O Tratamento da Síndrome de Asperger


Veja como funciona o tratamento da síndrome de asperger.

Tratamento da síndrome de Asperger


O tratamento de síndrome de Asperger tenta gerir sintomas angustiantes e ensinam medidas apropriadas à idade social, comunicação e competências profissionais que não são naturalmente adquiridas durante o desenvolvimento, com intervenção à medida das necessidades do indivíduo com base na avaliação multidisciplinar. Embora progressos, dados de apoio à eficácia das intervenções particulares são limitados.


O tratamento ideal para síndrome de Asperger é coordenada terapiaa que abordam sintomas de núcleo do transtorno, incluindo habilidades de comunicação pobres e rotinas obsessivas ou repetitivas. Enquanto a maioria dos profissionais concorda que quanto mais cedo à intervenção, melhor, não há nenhum pacote único de tratamento melhor.

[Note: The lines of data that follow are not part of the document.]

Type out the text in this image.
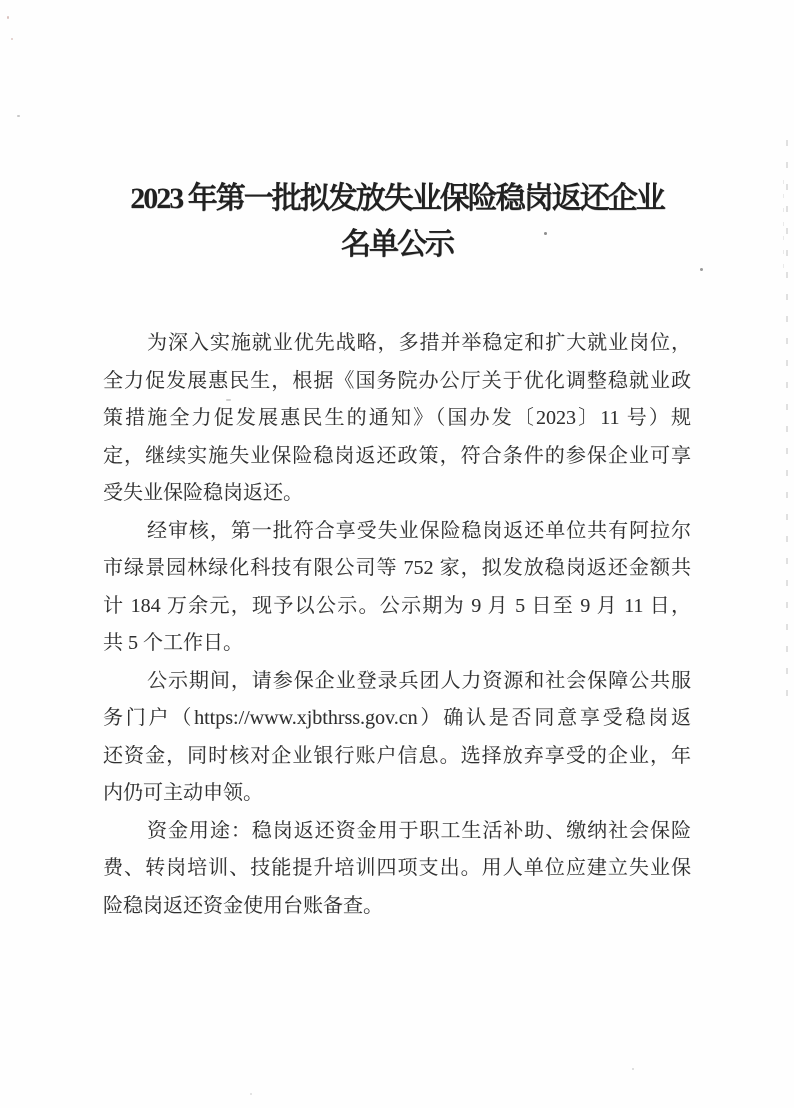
2023 年第一批拟发放失业保险稳岗返还企业
名单公示
为深入实施就业优先战略，多措并举稳定和扩大就业岗位，
全力促发展惠民生，根据《国务院办公厅关于优化调整稳就业政
策措施全力促发展惠民生的通知》（国办发〔2023〕11 号）规
定，继续实施失业保险稳岗返还政策，符合条件的参保企业可享
受失业保险稳岗返还。
经审核，第一批符合享受失业保险稳岗返还单位共有阿拉尔
市绿景园林绿化科技有限公司等 752 家，拟发放稳岗返还金额共
计 184 万余元，现予以公示。公示期为 9 月 5 日至 9 月 11 日，
共 5 个工作日。
公示期间，请参保企业登录兵团人力资源和社会保障公共服
务门户（https://www.xjbthrss.gov.cn）确认是否同意享受稳岗返
还资金，同时核对企业银行账户信息。选择放弃享受的企业，年
内仍可主动申领。
资金用途：稳岗返还资金用于职工生活补助、缴纳社会保险
费、转岗培训、技能提升培训四项支出。用人单位应建立失业保
险稳岗返还资金使用台账备查。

Como o tratamento é semelhante ao de outras sindromes de alto funcionamento, exceto que levam em conta as capacidades linguísticas, verbais, pontos fortes e vulnerabilidades não verbais dos indivíduos com síndrome de Asperger, um programa típico geralmente inclui:


1.    Habilidades sociais, treinamento para interações interpessoais mais eficazes.

2.    Terapia cognitiva comportamental para melhorar a gestão de stress, ansiedade ou emoções explosivas e a cortar interesses obsessivos e rotinas repetitivas.

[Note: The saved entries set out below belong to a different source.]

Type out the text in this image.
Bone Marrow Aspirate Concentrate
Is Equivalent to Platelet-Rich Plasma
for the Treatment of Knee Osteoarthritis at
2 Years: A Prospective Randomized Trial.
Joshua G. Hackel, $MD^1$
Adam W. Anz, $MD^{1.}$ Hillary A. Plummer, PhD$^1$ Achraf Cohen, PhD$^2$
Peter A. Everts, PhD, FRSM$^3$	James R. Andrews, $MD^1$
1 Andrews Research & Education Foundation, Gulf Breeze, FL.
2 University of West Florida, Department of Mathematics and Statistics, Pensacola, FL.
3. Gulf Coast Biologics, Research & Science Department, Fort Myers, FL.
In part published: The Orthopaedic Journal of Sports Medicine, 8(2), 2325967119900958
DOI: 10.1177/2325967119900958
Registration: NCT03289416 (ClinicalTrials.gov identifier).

3.    Medicação, para condições coexistentes como transtorno depressivo maior e transtorno de ansiedade.

4.    Ocupacional ou terapia física para ajudar com a deficiente Integração sensorial e coordenação motora.

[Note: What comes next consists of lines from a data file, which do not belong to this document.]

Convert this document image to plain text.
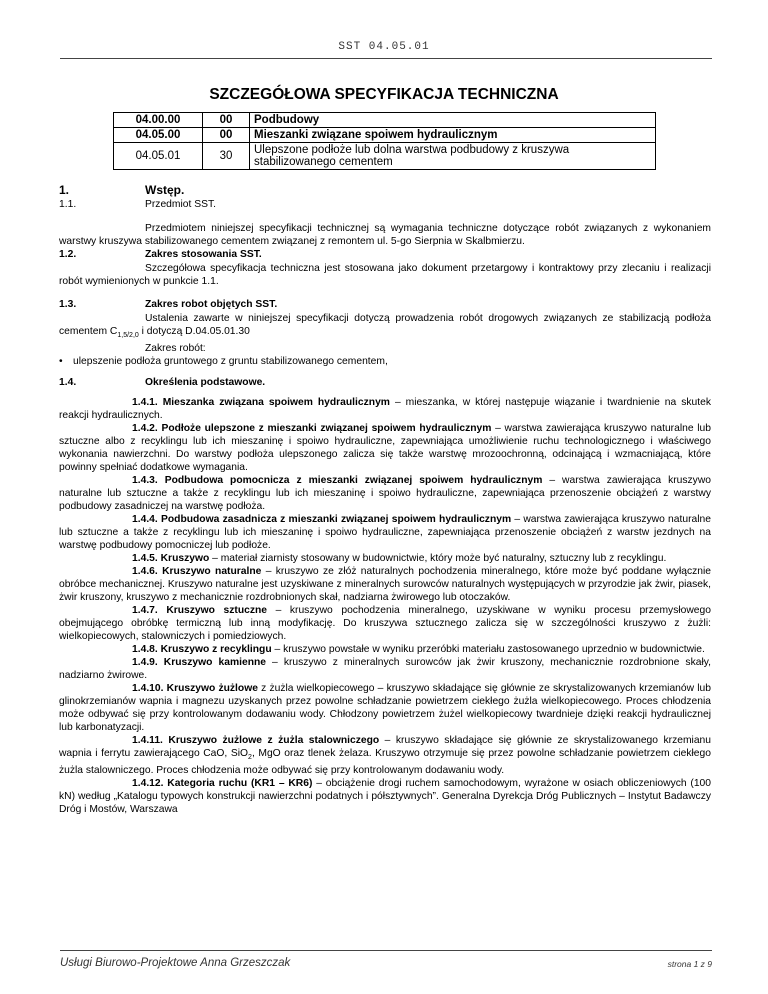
SST 04.05.01
SZCZEGÓŁOWA SPECYFIKACJA TECHNICZNA
04.00.00	00	Podbudowy
04.05.00	00	Mieszanki związane spoiwem hydraulicznym
04.05.01	30	Ulepszone podłoże lub dolna warstwa podbudowy z kruszywa stabilizowanego cementem
1.	Wstęp.
1.1.	Przedmiot SST.

Przedmiotem niniejszej specyfikacji technicznej są wymagania techniczne dotyczące robót związanych z wykonaniem warstwy kruszywa stabilizowanego cementem związanej z remontem ul. 5-go Sierpnia w Skalbmierzu.

1.2.	Zakres stosowania SST.

Szczegółowa specyfikacja techniczna jest stosowana jako dokument przetargowy i kontraktowy przy zlecaniu i realizacji robót wymienionych w punkcie 1.1.

1.3.	Zakres robot objętych SST.

Ustalenia zawarte w niniejszej specyfikacji dotyczą prowadzenia robót drogowych związanych ze stabilizacją podłoża cementem $C_{1,5/2,0}$ i dotyczą D.04.05.01.30

Zakres robót:
•	ulepszenie podłoża gruntowego z gruntu stabilizowanego cementem,
1.4.	Określenia podstawowe.

1.4.1. Mieszanka związana spoiwem hydraulicznym – mieszanka, w której następuje wiązanie i twardnienie na skutek reakcji hydraulicznych.

1.4.2. Podłoże ulepszone z mieszanki związanej spoiwem hydraulicznym – warstwa zawierająca kruszywo naturalne lub sztuczne albo z recyklingu lub ich mieszaninę i spoiwo hydrauliczne, zapewniająca umożliwienie ruchu technologicznego i właściwego wykonania nawierzchni. Do warstwy podłoża ulepszonego zalicza się także warstwę mrozoochronną, odcinającą i wzmacniającą, które powinny spełniać dodatkowe wymagania.

1.4.3. Podbudowa pomocnicza z mieszanki związanej spoiwem hydraulicznym – warstwa zawierająca kruszywo naturalne lub sztuczne a także z recyklingu lub ich mieszaninę i spoiwo hydrauliczne, zapewniająca przenoszenie obciążeń z warstwy podbudowy zasadniczej na warstwę podłoża.

1.4.4. Podbudowa zasadnicza z mieszanki związanej spoiwem hydraulicznym – warstwa zawierająca kruszywo naturalne lub sztuczne a także z recyklingu lub ich mieszaninę i spoiwo hydrauliczne, zapewniająca przenoszenie obciążeń z warstw jezdnych na warstwę podbudowy pomocniczej lub podłoże.

1.4.5. Kruszywo – materiał ziarnisty stosowany w budownictwie, który może być naturalny, sztuczny lub z recyklingu.

1.4.6. Kruszywo naturalne – kruszywo ze złóż naturalnych pochodzenia mineralnego, które może być poddane wyłącznie obróbce mechanicznej. Kruszywo naturalne jest uzyskiwane z mineralnych surowców naturalnych występujących w przyrodzie jak żwir, piasek, żwir kruszony, kruszywo z mechanicznie rozdrobnionych skał, nadziarna żwirowego lub otoczaków.

1.4.7. Kruszywo sztuczne – kruszywo pochodzenia mineralnego, uzyskiwane w wyniku procesu przemysłowego obejmującego obróbkę termiczną lub inną modyfikację. Do kruszywa sztucznego zalicza się w szczególności kruszywo z żużli: wielkopiecowych, stalowniczych i pomiedziowych.

1.4.8. Kruszywo z recyklingu – kruszywo powstałe w wyniku przeróbki materiału zastosowanego uprzednio w budownictwie.

1.4.9. Kruszywo kamienne – kruszywo z mineralnych surowców jak żwir kruszony, mechanicznie rozdrobnione skały, nadziarno żwirowe.

1.4.10. Kruszywo żużlowe z żużla wielkopiecowego – kruszywo składające się głównie ze skrystalizowanych krzemianów lub glinokrzemianów wapnia i magnezu uzyskanych przez powolne schładzanie powietrzem ciekłego żużla wielkopiecowego. Proces chłodzenia może odbywać się przy kontrolowanym dodawaniu wody. Chłodzony powietrzem żużel wielkopiecowy twardnieje dzięki reakcji hydraulicznej lub karbonatyzacji.

1.4.11. Kruszywo żużlowe z żużla stalowniczego – kruszywo składające się głównie ze skrystalizowanego krzemianu wapnia i ferrytu zawierającego CaO, SiO$_2$, MgO oraz tlenek żelaza. Kruszywo otrzymuje się przez powolne schładzanie powietrzem ciekłego żużla stalowniczego. Proces chłodzenia może odbywać się przy kontrolowanym dodawaniu wody.

1.4.12. Kategoria ruchu (KR1 – KR6) – obciążenie drogi ruchem samochodowym, wyrażone w osiach obliczeniowych (100 kN) według „Katalogu typowych konstrukcji nawierzchni podatnych i półsztywnych”. Generalna Dyrekcja Dróg Publicznych – Instytut Badawczy Dróg i Mostów, Warszawa

Usługi Biurowo-Projektowe Anna Grzeszczak	strona 1 z 9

5.    Intervenção de comunicação social, Fonoaudiologia especializada para ajudar com a pragmática de dar e receber de conversação normal.
6.    Formação e apoio dos pais, particularmente em técnicas de análise comportamental para usar em casa.

Muitos dos estudos sobre programas de intervenção precoce são baseados em comportamento, mais estudos de caso de até cinco participantes normalmente examinam alguns comportamentos do problema como automutilação, agressão, descumprimento, hiperatividades ou linguagem espontânea; efeitos colaterais não intencionais são largamente ignorados.